Multiple Employment and Training Programs:
Funding and Performance Measures for Major Programs
GAO-03-589, Apr 18, 2003
- Accessible Text:
Federally funded employment and training programs serve an important role in the nation's economy by helping job seekers enhance their job skills, identify job opportunities and ultimately find employment. While the Department of Labor is responsible for overseeing many of these programs, other agencies such as the Departments of Health and Human Services and Housing and Urban Development also play a role. In the 1990s, we issued a series of reports that highlighted the range of programs that provided employment and training services. Again in 2000, just after the implementation of the Workforce Investment Act (WIA), which provided for a consolidated service delivery system for many of the programs, we reviewed the workforce development system, identifying 40 federally funded employment and training programs--operated through seven federal agencies--for which a key program goal was providing employment and training assistance. As WIA approaches reauthorization, it is important to re-examine the system's structure to determine if additional changes are indicated. Specifically, we determined (1) how many federal employment and training programs there were in fiscal year 2002, their appropriations in fiscal years 2001, 2002, and 2003; and the proportion of funds used to provide employment and training services; (2) how many individuals were served by the programs and the target populations and services associated with each program; and (3) the kinds of outcome measures used by the programs.

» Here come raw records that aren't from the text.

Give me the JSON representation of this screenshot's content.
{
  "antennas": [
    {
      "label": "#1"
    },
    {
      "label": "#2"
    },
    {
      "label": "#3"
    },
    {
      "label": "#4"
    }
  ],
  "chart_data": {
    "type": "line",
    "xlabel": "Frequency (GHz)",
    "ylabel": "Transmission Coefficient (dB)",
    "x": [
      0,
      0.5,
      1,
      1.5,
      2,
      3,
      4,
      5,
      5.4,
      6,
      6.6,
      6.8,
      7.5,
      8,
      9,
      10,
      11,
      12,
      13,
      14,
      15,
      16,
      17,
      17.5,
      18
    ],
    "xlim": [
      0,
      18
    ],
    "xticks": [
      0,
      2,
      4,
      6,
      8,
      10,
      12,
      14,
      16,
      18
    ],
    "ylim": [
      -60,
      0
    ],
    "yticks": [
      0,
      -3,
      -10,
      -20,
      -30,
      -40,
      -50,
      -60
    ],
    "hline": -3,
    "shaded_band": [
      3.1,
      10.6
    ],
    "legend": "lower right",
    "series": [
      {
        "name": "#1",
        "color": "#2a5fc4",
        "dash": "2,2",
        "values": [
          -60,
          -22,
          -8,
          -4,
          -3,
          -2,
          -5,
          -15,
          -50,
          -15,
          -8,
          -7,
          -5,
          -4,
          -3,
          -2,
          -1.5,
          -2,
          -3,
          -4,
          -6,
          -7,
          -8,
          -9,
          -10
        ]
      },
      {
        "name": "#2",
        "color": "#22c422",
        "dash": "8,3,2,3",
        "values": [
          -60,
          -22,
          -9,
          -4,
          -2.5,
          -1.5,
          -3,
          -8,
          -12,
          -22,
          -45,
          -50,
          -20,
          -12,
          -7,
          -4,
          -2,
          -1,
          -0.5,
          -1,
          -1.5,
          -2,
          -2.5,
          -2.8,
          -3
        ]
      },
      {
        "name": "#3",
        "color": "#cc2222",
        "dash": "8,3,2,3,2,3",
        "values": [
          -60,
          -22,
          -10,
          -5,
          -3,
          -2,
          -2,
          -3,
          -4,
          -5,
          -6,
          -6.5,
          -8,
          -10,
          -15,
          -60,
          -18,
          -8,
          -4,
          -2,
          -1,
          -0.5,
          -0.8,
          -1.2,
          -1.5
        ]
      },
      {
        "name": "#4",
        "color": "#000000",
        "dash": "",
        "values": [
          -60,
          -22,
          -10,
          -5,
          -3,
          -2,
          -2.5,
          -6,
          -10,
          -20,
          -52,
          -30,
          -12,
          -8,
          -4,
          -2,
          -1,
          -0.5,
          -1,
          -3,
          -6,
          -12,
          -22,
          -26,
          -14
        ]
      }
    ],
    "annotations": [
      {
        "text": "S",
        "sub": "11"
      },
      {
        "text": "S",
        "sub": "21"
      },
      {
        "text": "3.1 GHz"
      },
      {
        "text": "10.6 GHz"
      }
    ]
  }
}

In summary, we identified 44 programs administered by 9 federal agencies that provided a range of employment and training services. While many of the programs were the same as those included in the 2000 report, 10 programs were newly identified and 6 previously identified programs had been discontinued. Collectively, appropriations for employment and training programs remained relatively constant between fiscal years 1999 and 2002, totaling $30 billion in 2002, with roughly $12 billion used for employment and training activities. While six programs accounted for 73 percent of the $12 billion total, a majority of programs reported using 75 percent or more of their appropriations for employment and training activities. The programs served a total of 29 million individuals, with about three-fourths of the programs focusing their services primarily on one target population. Some of the programs were small, serving about 100 participants, while other programs were quite large, serving just over 19 million participants. Seventy-seven percent of the programs identified one primary target population as the intended service recipients, with Native Americans, veterans, and youth ranking among the most frequently cited target populations. More programs required participants to be economically disadvantaged in fiscal year 2002--17 programs focused on the economically disadvantaged in 2002, compared with 15 programs in 1999. In fact, 6 of the 17 programs that currently require participants to be economically disadvantaged did not have that requirement in 1999. Counseling and job search/job placement activities were among the most commonly provided services. Almost all of the 44 programs we identified reported tracking at least one outcome measure, but 2 programs told us that they did not plan to track any outcome measures in 2003. Of those programs that are tracking outcomes, the most frequently cited performance measures was "entered employment"--the number of program participants finding jobs. This measure was tracked by 38 of the programs.